Methods: It was a cross-sectional study, conducted between May and November of 2019, in several primary healthcare centers in different cities of Saudi Arabia. A total of 412 physicians with a minimum of three years of experience answered a three-part questionnaire on their demographic information, their prescribing behavior, and their knowledge of the relationship between vitamin B12 or vitamin B complex and diabetic neuropathy.

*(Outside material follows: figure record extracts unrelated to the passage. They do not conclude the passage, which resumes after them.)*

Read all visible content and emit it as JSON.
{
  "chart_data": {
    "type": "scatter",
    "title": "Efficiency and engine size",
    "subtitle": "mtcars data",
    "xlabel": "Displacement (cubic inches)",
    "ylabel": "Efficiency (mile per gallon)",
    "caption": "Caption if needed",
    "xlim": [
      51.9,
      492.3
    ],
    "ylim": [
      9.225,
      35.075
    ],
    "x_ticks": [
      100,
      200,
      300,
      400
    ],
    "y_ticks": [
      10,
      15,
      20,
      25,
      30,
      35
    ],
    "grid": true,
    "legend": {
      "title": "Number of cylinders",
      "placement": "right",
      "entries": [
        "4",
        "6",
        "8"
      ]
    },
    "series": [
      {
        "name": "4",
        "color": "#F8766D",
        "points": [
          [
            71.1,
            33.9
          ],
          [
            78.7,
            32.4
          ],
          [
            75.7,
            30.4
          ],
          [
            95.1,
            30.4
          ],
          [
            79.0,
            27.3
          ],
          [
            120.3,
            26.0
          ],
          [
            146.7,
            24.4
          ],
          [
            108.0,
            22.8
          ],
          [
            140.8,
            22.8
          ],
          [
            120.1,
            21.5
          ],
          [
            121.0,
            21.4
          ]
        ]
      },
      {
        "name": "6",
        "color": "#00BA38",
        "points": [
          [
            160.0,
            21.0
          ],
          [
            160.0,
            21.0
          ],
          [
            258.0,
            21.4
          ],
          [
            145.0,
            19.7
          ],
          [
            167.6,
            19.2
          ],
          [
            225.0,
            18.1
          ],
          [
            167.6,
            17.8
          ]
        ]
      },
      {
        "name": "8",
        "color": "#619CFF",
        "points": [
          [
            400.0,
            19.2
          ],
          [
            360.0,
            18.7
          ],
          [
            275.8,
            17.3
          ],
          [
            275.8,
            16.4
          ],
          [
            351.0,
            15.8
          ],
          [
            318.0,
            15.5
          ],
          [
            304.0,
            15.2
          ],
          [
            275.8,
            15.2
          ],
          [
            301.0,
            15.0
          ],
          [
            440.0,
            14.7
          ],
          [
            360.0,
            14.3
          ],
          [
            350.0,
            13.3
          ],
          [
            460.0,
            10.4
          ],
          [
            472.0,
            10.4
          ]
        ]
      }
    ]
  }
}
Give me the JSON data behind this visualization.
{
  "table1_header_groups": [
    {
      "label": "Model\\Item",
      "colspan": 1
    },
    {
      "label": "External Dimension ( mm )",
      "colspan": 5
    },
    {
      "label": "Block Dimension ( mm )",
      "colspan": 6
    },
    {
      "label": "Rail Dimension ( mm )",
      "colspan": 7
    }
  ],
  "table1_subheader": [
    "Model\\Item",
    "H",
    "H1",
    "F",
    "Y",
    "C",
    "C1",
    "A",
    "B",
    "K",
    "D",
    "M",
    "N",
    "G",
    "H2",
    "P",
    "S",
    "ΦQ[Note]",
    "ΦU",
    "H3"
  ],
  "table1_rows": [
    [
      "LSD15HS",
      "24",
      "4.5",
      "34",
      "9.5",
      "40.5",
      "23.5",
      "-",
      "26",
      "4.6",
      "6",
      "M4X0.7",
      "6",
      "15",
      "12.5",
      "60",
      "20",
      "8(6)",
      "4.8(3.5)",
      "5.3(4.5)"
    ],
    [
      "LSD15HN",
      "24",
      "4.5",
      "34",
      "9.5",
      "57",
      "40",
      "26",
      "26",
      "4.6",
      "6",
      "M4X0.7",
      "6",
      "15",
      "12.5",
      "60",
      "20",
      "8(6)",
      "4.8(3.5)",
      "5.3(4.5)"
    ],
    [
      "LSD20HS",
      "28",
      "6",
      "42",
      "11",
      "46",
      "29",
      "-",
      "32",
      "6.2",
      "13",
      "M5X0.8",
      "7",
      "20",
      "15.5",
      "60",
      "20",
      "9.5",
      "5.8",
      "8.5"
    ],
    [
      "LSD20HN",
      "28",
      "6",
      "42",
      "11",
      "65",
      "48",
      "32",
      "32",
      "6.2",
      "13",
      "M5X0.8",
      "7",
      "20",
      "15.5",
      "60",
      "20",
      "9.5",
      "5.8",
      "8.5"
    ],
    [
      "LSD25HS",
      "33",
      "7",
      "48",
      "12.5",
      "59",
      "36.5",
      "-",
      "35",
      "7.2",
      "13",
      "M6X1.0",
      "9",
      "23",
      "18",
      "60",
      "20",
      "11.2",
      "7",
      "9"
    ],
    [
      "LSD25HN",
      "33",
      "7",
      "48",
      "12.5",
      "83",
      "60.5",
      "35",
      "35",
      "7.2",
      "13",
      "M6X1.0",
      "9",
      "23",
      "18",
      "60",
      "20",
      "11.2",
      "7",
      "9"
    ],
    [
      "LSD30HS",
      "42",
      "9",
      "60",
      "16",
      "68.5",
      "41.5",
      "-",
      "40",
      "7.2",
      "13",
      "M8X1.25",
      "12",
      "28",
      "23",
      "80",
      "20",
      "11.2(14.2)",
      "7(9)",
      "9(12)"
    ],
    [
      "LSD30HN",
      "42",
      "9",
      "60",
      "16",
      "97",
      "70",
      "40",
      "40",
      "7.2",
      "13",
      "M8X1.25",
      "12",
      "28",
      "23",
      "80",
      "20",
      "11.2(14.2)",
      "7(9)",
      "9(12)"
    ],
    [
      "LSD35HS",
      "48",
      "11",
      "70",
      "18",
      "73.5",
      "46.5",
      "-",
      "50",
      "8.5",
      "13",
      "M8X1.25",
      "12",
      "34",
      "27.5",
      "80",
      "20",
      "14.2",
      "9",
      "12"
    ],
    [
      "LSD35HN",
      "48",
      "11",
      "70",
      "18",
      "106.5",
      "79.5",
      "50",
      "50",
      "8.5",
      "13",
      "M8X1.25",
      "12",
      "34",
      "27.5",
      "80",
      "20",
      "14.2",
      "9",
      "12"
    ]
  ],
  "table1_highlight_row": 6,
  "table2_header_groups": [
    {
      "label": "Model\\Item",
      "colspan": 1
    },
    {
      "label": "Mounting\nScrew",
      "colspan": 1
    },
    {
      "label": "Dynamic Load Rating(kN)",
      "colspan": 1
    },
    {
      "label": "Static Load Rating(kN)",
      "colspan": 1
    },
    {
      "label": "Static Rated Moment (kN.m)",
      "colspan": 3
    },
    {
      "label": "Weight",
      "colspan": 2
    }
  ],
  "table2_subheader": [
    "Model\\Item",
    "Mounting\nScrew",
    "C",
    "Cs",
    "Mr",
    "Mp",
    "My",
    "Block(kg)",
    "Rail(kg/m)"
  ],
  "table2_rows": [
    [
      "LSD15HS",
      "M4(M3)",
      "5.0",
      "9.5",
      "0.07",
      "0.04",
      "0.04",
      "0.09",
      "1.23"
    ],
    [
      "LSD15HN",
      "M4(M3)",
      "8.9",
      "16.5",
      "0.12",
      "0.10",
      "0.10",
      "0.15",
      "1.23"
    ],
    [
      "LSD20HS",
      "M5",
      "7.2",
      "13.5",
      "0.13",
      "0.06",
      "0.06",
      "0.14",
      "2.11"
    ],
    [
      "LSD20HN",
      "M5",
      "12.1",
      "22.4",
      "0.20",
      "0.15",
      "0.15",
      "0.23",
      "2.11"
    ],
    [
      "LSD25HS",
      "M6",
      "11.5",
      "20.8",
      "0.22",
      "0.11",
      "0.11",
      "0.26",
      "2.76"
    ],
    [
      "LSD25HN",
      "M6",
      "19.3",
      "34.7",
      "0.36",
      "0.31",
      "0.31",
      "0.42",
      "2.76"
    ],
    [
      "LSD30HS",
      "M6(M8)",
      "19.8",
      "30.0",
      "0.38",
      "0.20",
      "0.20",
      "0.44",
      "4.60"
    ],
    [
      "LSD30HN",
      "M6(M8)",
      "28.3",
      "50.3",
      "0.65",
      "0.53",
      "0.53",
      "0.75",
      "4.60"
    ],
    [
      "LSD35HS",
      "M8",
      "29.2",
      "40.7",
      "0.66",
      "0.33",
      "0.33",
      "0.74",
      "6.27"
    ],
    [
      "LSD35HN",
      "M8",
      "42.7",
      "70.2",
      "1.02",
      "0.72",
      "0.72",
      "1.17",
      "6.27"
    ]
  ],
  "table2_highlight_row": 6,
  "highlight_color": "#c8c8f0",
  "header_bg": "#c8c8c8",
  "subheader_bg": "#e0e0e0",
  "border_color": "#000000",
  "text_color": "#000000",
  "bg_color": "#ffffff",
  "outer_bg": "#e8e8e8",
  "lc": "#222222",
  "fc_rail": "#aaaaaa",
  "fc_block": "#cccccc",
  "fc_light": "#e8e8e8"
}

Results: The study found that only 42% of the physicians believed that vitamin B12 supplementation did not prevent diabetic neuropathy, while only 52.7% found it to be an ineffective treatment for this condition. Moreover, 58.7% stated that they had indeed prescribed vitamin B12 or multivitamins as a form of treatment or prevention of diabetic neuropathy. 47.8% of the patients requested a vitamin B12 prescription 1-6 times from their physicians, while 31.6% of them requested it ≥ 7 times, with 42.5% of physicians agreeing that their prescriptions of vitamin B12 had been a result of patient demand more than clinical justification. Likewise, 43% of respondents were aware that vitamin B12 levels should be tested annually. Furthermore, a higher proportion of consultants chose not to prescribe vitamin B12 to prevent or treat diabetic neuropathy than any other rank.
Conclusion: The findings of this study indicate a tendency of unnecessarily prescribing vitamin B12 supplementation for the prevention or treatment of diabetic neuropathy as well as a lack of knowledge on the matter among doctors in primary care hospitals in Saudi Arabia. The study has also shown that it is patients who often request this prescription, adding pressure on their physicians to comply. Future studies should investigate hospitals in a greater number of Saudi cities and include less experienced residents and medical students.